For American Bode Miller, bronze in the men's downhill Monday was a sign of how much his attitude toward the Winter Olympics has changed since Turin.
Whistler, British Columbia
About an hour later, he did something even more surprising: He talked about how much the Winter Olympics meant to him.
This Olympics, “I wanted to let myself get involved and be emotional about it,” he said at the post-race press conference. “It’s different … when you feel the Olympics and get a little bit scared and let that move through your whole body.”
He should know. Determined to treat the Turin Olympics just like any other race, Miller succeeded mainly in alienating most of America: He didn’t win a single medal, and – perhaps worse – he didn’t seem to care.
But when he decided this offseason to keep skiing for at least one more year, his purpose was “to race in the right fashion,” he said Monday. And that included the Olympics.
“I wanted to race with inspiration,” he added.

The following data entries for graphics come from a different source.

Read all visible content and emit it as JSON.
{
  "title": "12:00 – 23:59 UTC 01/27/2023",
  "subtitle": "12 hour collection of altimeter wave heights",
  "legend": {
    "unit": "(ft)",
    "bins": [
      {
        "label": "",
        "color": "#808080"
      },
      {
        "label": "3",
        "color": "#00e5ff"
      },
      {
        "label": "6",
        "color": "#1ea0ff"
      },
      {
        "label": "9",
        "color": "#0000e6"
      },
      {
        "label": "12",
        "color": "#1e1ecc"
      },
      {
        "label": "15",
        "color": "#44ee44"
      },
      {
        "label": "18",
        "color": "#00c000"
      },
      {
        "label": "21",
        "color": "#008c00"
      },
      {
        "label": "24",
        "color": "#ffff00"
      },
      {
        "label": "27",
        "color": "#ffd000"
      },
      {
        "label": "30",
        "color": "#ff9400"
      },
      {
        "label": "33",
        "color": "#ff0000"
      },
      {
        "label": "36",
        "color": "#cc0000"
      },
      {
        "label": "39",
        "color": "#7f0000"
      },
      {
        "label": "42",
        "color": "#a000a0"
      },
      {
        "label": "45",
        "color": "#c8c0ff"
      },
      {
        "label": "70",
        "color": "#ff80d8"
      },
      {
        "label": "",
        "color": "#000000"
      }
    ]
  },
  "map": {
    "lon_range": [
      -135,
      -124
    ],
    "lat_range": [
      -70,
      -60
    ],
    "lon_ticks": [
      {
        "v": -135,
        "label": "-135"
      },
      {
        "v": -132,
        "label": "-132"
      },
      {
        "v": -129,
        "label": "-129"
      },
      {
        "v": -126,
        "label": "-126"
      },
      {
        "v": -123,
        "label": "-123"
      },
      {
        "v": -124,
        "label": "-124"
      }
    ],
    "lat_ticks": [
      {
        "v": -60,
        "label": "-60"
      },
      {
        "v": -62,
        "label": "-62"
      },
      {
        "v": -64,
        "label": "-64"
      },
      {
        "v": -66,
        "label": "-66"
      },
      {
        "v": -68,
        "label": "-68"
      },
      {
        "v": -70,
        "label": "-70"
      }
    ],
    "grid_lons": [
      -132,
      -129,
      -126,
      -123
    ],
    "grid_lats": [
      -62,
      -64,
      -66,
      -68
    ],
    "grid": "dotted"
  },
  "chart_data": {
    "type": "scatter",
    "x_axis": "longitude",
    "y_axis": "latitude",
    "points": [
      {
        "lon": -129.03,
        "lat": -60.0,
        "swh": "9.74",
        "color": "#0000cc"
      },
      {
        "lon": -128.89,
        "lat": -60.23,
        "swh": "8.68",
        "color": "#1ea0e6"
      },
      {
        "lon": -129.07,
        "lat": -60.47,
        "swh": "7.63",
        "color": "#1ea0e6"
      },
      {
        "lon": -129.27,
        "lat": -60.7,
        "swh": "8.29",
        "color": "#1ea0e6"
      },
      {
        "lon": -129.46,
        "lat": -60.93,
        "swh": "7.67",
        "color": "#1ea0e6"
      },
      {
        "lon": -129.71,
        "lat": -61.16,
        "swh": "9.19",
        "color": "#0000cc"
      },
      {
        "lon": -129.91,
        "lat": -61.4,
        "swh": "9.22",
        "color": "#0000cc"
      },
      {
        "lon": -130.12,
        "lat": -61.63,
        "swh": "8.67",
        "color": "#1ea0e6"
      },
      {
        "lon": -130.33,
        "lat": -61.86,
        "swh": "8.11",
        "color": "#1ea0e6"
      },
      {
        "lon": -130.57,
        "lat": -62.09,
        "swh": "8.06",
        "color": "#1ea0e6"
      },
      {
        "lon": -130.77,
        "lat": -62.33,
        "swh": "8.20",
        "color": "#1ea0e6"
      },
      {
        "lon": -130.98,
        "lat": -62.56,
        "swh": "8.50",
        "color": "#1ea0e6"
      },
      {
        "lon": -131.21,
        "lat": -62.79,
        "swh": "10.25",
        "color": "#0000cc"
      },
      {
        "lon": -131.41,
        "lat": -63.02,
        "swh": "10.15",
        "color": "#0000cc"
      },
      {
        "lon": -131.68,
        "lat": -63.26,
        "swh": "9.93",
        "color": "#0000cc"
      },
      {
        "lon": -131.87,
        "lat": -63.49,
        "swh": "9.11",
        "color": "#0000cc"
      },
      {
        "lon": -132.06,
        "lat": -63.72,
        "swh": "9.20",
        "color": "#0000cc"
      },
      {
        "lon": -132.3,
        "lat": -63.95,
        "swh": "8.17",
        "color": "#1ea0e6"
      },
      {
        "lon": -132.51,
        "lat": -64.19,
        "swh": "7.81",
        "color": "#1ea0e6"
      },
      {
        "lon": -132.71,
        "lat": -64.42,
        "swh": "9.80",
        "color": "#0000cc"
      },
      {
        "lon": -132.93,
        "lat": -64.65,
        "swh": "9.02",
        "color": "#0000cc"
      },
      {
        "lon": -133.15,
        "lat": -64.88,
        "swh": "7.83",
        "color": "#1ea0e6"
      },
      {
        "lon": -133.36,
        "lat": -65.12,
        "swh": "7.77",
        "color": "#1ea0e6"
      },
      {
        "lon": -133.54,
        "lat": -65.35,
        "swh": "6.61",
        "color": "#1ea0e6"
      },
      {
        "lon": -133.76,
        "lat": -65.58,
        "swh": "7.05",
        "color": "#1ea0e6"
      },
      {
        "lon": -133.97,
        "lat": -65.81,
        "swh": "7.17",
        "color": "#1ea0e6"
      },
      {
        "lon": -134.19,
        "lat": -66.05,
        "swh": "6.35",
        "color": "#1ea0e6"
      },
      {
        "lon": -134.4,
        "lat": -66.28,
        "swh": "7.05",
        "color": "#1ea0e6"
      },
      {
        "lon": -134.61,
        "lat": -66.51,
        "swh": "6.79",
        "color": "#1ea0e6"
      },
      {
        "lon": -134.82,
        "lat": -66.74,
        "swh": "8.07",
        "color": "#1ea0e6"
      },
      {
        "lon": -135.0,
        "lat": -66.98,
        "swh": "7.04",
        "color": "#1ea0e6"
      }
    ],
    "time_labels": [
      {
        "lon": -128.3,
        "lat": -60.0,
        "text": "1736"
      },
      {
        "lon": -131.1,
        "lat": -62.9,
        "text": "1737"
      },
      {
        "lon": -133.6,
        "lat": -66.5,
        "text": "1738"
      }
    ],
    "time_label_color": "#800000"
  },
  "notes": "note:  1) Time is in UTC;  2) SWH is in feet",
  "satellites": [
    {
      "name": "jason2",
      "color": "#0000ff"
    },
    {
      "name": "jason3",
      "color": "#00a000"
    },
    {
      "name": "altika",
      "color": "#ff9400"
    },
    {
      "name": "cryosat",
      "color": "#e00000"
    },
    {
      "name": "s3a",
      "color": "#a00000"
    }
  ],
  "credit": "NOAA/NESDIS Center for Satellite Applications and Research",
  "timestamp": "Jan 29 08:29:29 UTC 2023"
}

Four years ago, those words could have won him at least a measure of compassion from the American public, if not a medal. Monday, they did both.
By all accounts, Miller is having fun – that quality that Americans perhaps cherish most in their Olympic athletes. Even though he was scheduled to race Saturday morning, Miller walked in the opening ceremonies Friday. (The race was the men’s downhill, which was postponed to today because of the weather.)